Hmmmm... AstraZeneca,  Proctor & Gamble, Boston Scientific (who makes Medical Devices)  and GE (who has a GE HealthCare line that makes many medical devices), Nationwide Insurance (who offers Health insurance plans)?  Looks like they are targeting the HealthCare sector.  But Pandora? (Update: I'm told that Pandora is the name of a system from Omnicell.com that is used for doing data analytics to detect diverted pharmaceutical products.  I don't think this is their logo, but it is likely that the Pandora reference is to that.)

At first I was confused why a phish possibly targeting HealthCare would be coming after me, but then I realized ... I'M EMPLOYED BY UAB -- The University of Alabama at Birmingham -- one of the largest and best funded research hospitals in America!  Any chance that I'm getting LinkedIn spam because - to a casual observer - I'm a HOSPITAL employee?  And then having this tagged up with at least three health care logos?  Ok, so what happens next?

Well, then they steal your email and password ... 

	Gmail was the only one that had a second page ... if you entered Gmail it then wanted your phone number too.

We grabbed the phishing kit, because that's what we do, and took a browse around.

All of the individual files have the same "Action" -- which is to call Finish . php

Finish is where the entered information gets mixed with environmental variables from your machine and all of the details get emailed to the criminal.

The last piece is that the email address is referred to by a variable name that isn't in this PHP file:

If you scroll back to the top of "Finish . PHP" you'll find what you need there:

The top line shows which additional files should be loaded by the phish.  "CONTROLS" is the one we want, which is where we find the criminal's email address:  madiba23101@gmail.com 

It would make a great example for my students if anyone in Law Enforcement cared about this ... but sadly, the only people who care are the LinkedIn Security Team, who had this account down so fast that by the time I responded with "So shall I call you Madiba?" my friend John's account had already been secured and gave me an error message.

A couple last funny notes ... the kit contains a file called "Netcraft_check.php" that checks to see if the user agent is "Mozilla/4.0 (compatible; MSIE 7.0; Windows NT 5.1; .NET CLR 2.0.50727)") and refuses to load the page if it is.  Might want to update that user agent, Netcraft hunters.

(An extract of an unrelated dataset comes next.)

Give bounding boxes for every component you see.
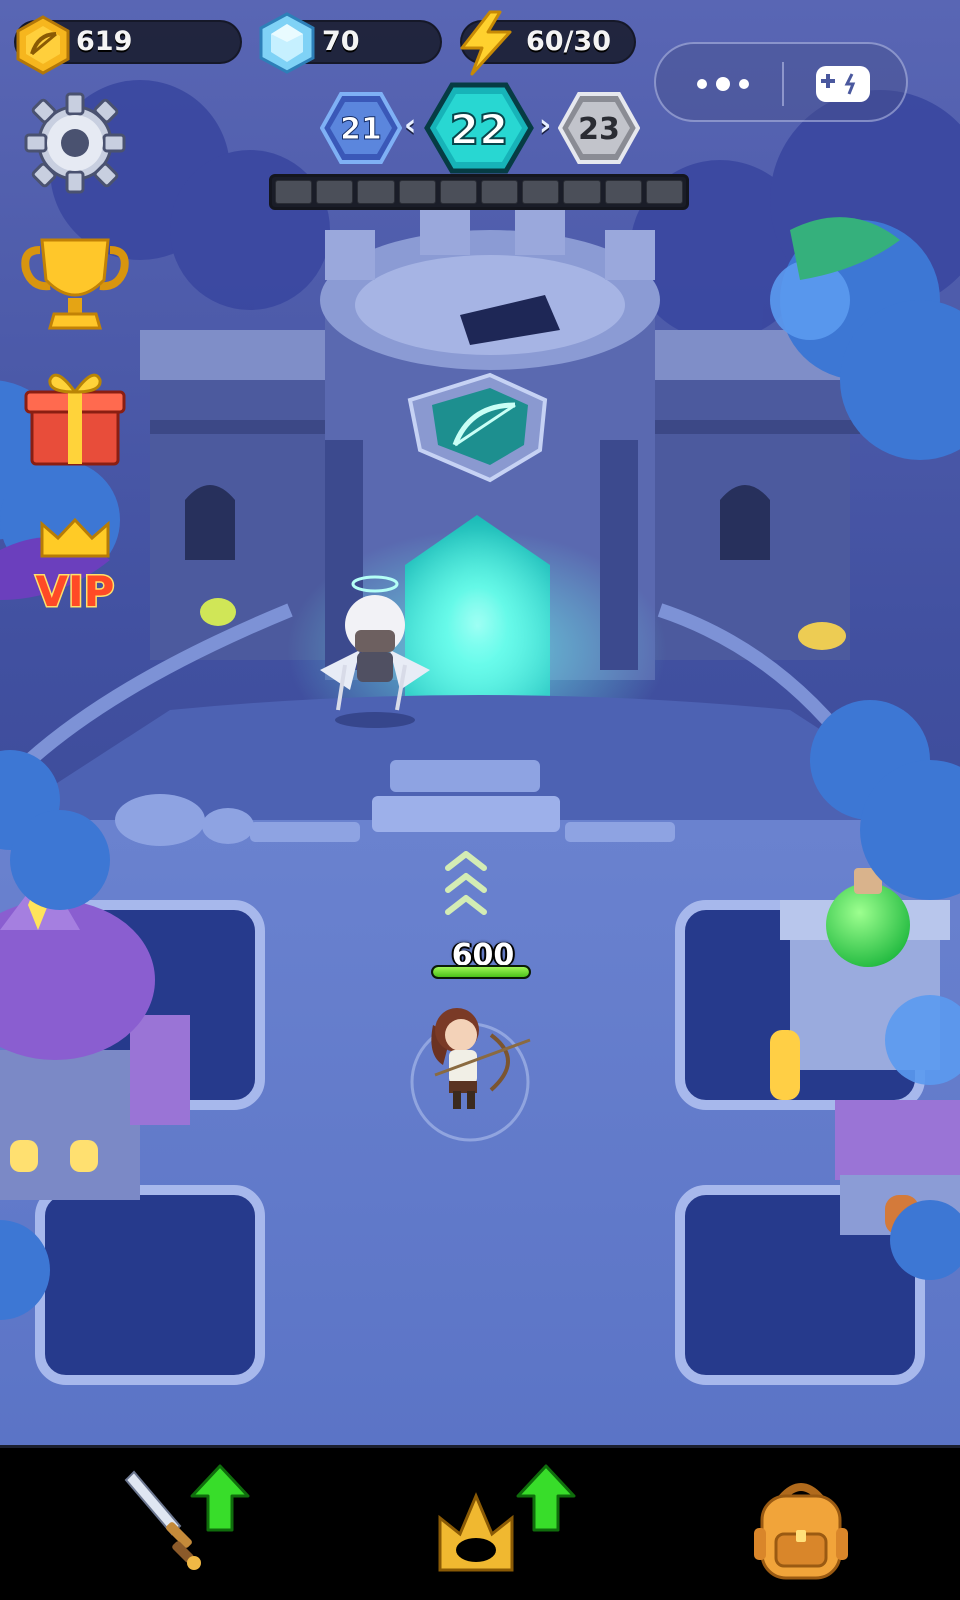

There is also a file "visitor_log.php" that gives away the fact that all of the visitors to this phish have their IP address, timestamp, and browser agent shared.   because of this, we can tell that a bunch of people visited the phish from LinkedIn, becasue it adds "Mobile/15E148 [LinkedInApp]" to the end of the browser agent string.  As of this writing, only 127 unique visitors have been to the phish.  41 of them were browsing the phish from within the LinkedIn application on a Mobile Device.

Unfortunately for the Phisher, the poor fool put his phishing site behind CloudFlare, so the referring IP addresses are NOT the victim's IP address, they are all CloudFlare IPs.  Oh well.  Nice Try, Mister Phisher.  (we'll shoot this to CloudFlare to terminate your hosting as well.)